‘It’s Time to Think Again About Immigration Detention’
Categories: Articles:Asylum & Refugees |
Published: 27/09/2016 |
Views: 1331
In early September, the new Immigration Minister Robert Goodwill announced the closure of Dungavel, the only detention centre in Scotland. The centre will be replaced in late 2017 by a short-term holding facility at Glasgow Airport, where migrants will be held for a few days just before removal. (Jerome Phelps, Justice Gap,)
The deeply unpopular indefinite detention of migrants in Scottish detention centres will come to an end. If there have been few celebrations of the demise of Dungavel, it is because everything depends on what happens next.
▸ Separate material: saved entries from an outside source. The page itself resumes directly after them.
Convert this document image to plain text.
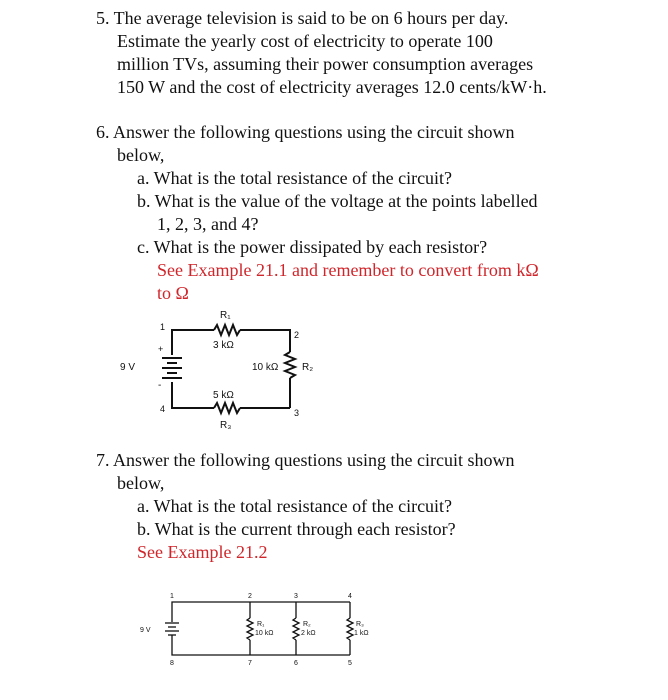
5. The average television is said to be on 6 hours per day.

Estimate the yearly cost of electricity to operate 100

million TVs, assuming their power consumption averages

150 W and the cost of electricity averages 12.0 cents/kW·h.

6. Answer the following questions using the circuit shown

below,

a. What is the total resistance of the circuit?

b. What is the value of the voltage at the points labelled

1, 2, 3, and 4?

c. What is the power dissipated by each resistor?

See Example 21.1 and remember to convert from kΩ

to Ω

9 V
+
-
R₁
3 kΩ
R₂
10 kΩ
5 kΩ
R₃
1
2
3
4

7. Answer the following questions using the circuit shown

below,

a. What is the total resistance of the circuit?

b. What is the current through each resistor?

See Example 21.2

9 V
R₁
10 kΩ
R₂
2 kΩ
R₃
1 kΩ
1	2	3	4
5
6
7
8
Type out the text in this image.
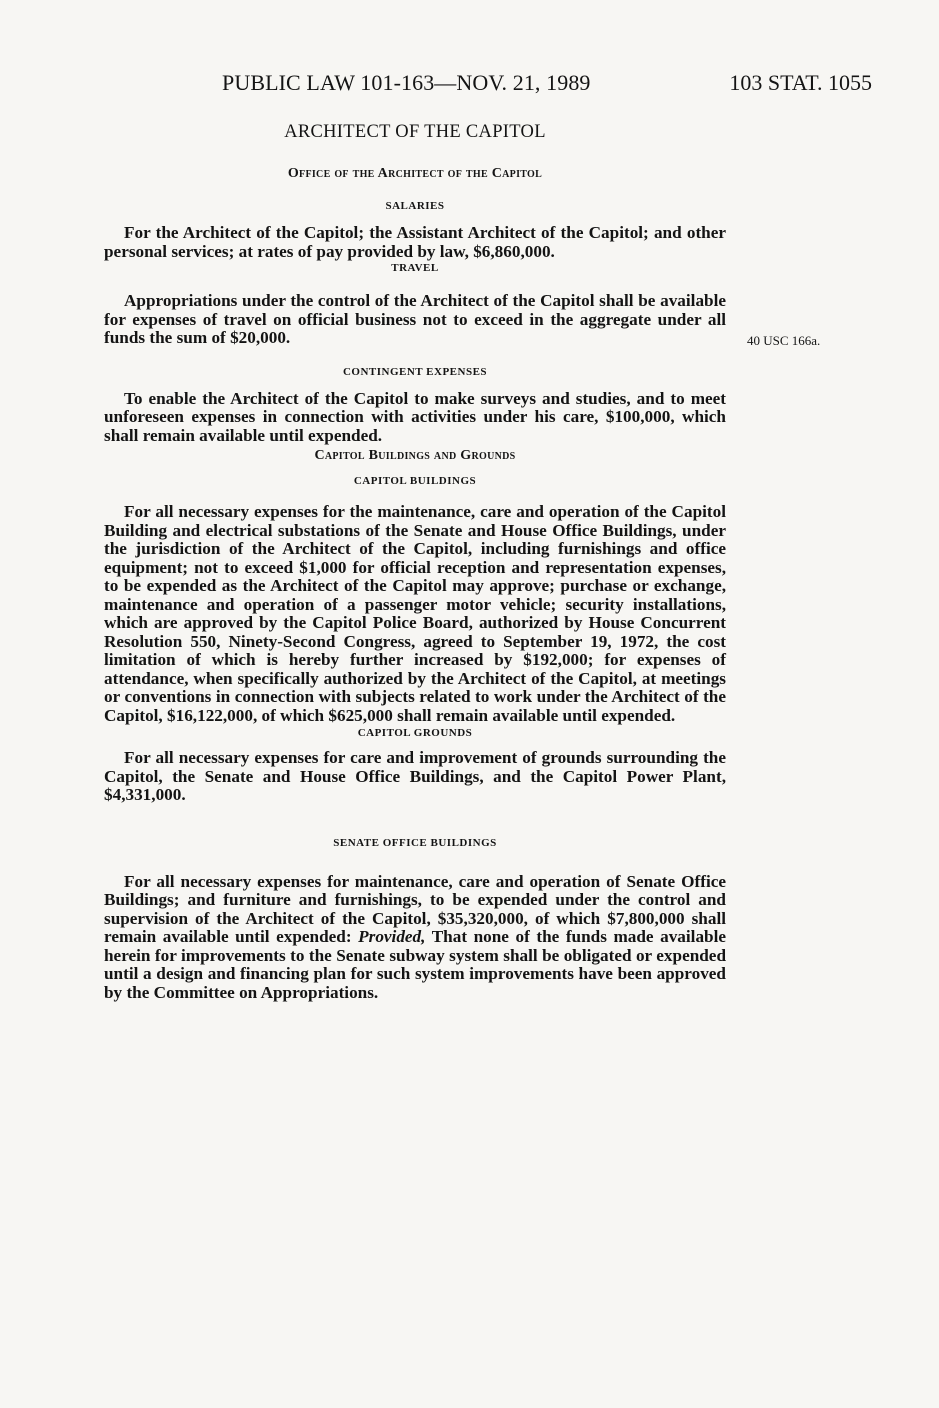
PUBLIC LAW 101-163—NOV. 21, 1989	103 STAT. 1055
40 USC 166a.

ARCHITECT OF THE CAPITOL

Office of the Architect of the Capitol

SALARIES

For the Architect of the Capitol; the Assistant Architect of the Capitol; and other personal services; at rates of pay provided by law, $6,860,000.

TRAVEL

Appropriations under the control of the Architect of the Capitol shall be available for expenses of travel on official business not to exceed in the aggregate under all funds the sum of $20,000.

CONTINGENT EXPENSES

To enable the Architect of the Capitol to make surveys and studies, and to meet unforeseen expenses in connection with activities under his care, $100,000, which shall remain available until expended.

Capitol Buildings and Grounds

CAPITOL BUILDINGS

For all necessary expenses for the maintenance, care and operation of the Capitol Building and electrical substations of the Senate and House Office Buildings, under the jurisdiction of the Architect of the Capitol, including furnishings and office equipment; not to exceed $1,000 for official reception and representation expenses, to be expended as the Architect of the Capitol may approve; purchase or exchange, maintenance and operation of a passenger motor vehicle; security installations, which are approved by the Capitol Police Board, authorized by House Concurrent Resolution 550, Ninety-Second Congress, agreed to September 19, 1972, the cost limitation of which is hereby further increased by $192,000; for expenses of attendance, when specifically authorized by the Architect of the Capitol, at meetings or conventions in connection with subjects related to work under the Architect of the Capitol, $16,122,000, of which $625,000 shall remain available until expended.

CAPITOL GROUNDS

For all necessary expenses for care and improvement of grounds surrounding the Capitol, the Senate and House Office Buildings, and the Capitol Power Plant, $4,331,000.

SENATE OFFICE BUILDINGS

For all necessary expenses for maintenance, care and operation of Senate Office Buildings; and furniture and furnishings, to be expended under the control and supervision of the Architect of the Capitol, $35,320,000, of which $7,800,000 shall remain available until expended: Provided, That none of the funds made available herein for improvements to the Senate subway system shall be obligated or expended until a design and financing plan for such system improvements have been approved by the Committee on Appropriations.
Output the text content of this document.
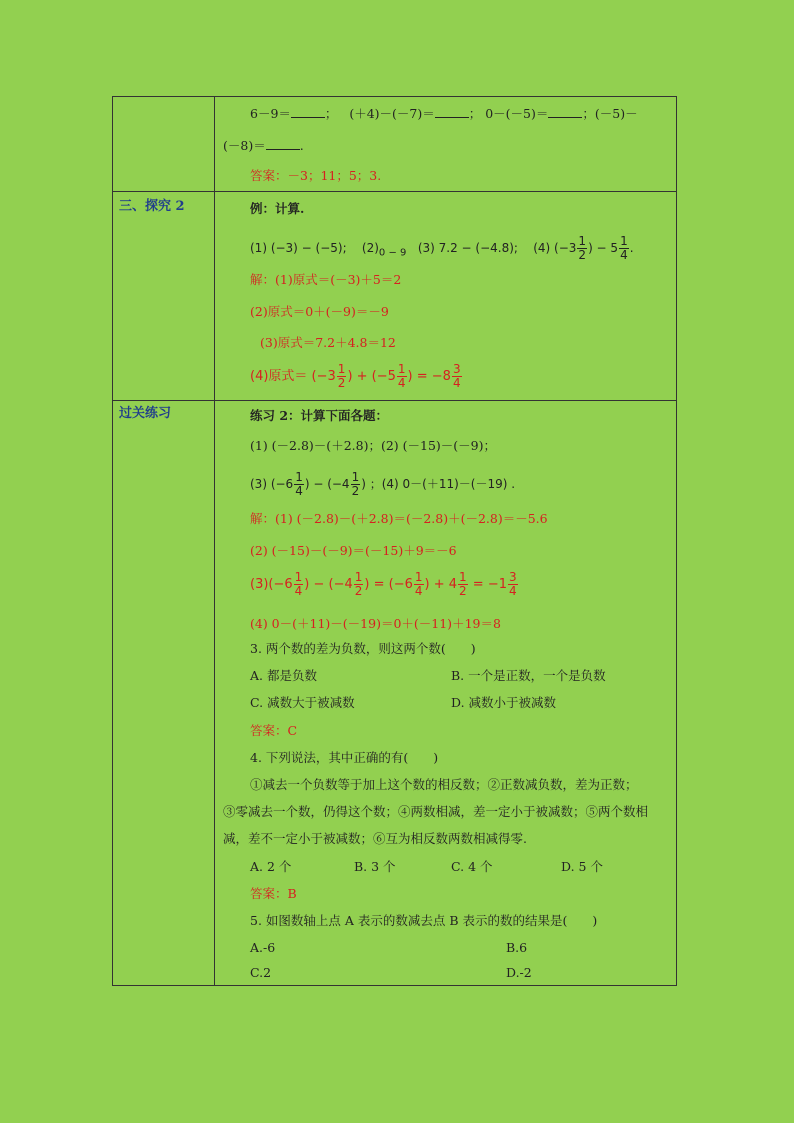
6－9＝	；   (＋4)－(－7)＝	； 0－(－5)＝	；(－5)－
(－8)＝	.
答案：－3；11；5；3.
三、探究 2	例：计算.
(1) (−3) − (−5); $(2)_{0 - 9}$ (3) 7.2 − (−4.8); (4) ($-3 \frac{1}{2}$ ) − $5 \frac{1}{4}$ .
解：(1)原式＝(－3)＋5＝2
(2)原式＝0＋(－9)＝－9
(3)原式＝7.2＋4.8＝12
(4)原式＝ ($-3 \frac{1}{2}$ ) + ($-5 \frac{1}{4}$ ) = $-8 \frac{3}{4}$
过关练习	练习 2：计算下面各题：
(1) (－2.8)－(＋2.8)；(2) (－15)－(－9)；
(3) ($-6 \frac{1}{4}$ ) − ($-4 \frac{1}{2}$ ) ；(4) 0－(＋11)－(－19) .
解：(1) (－2.8)－(＋2.8)＝(－2.8)＋(－2.8)＝－5.6
(2) (－15)－(－9)＝(－15)＋9＝－6
$(3)(-6 \frac{1}{4}$ ) − ($-4 \frac{1}{2}$ ) = ($-6 \frac{1}{4}$ ) + $4 \frac{1}{2} = -1 \frac{3}{4}$
(4) 0－(＋11)－(－19)＝0＋(－11)＋19＝8
3. 两个数的差为负数，则这两个数(　　)
A. 都是负数	B. 一个是正数，一个是负数
C. 减数大于被减数	D. 减数小于被减数
答案：C
4. 下列说法，其中正确的有(　　)
①减去一个负数等于加上这个数的相反数；②正数减负数，差为正数；
③零减去一个数，仍得这个数；④两数相减，差一定小于被减数；⑤两个数相
减，差不一定小于被减数；⑥互为相反数两数相减得零.
A. 2 个	B. 3 个	C. 4 个	D. 5 个
答案：B
5. 如图数轴上点 A 表示的数减去点 B 表示的数的结果是(　　)
A.-6	B.6
C.2	D.-2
In the worst case scenario, this could be seriously bad news for migrants in Scotland in the return process. If detention business continues as usual, after being detained, they will simply be transferred after a few days to an English detention centre. Since there is no centre north of Lincolnshire, they will be many hours away from friends and family.
But more importantly, they will be in a different legal system: they may need to abandon any pending legal challenges in the Scottish courts, leave their Scottish solicitors, and start looking for a new English solicitor. Convenient for the Home Office in attempting to remove them, one might say.
Those of us who defend migrants’ rights tend to assume the worst of the government’s intentions, and there is unquestionably a serious risk that this scenario will come to pass. However, the closure of Dungavel does not take place in isolation. This is the third detention centre to close in the last 18 months, after Halsar and Dover.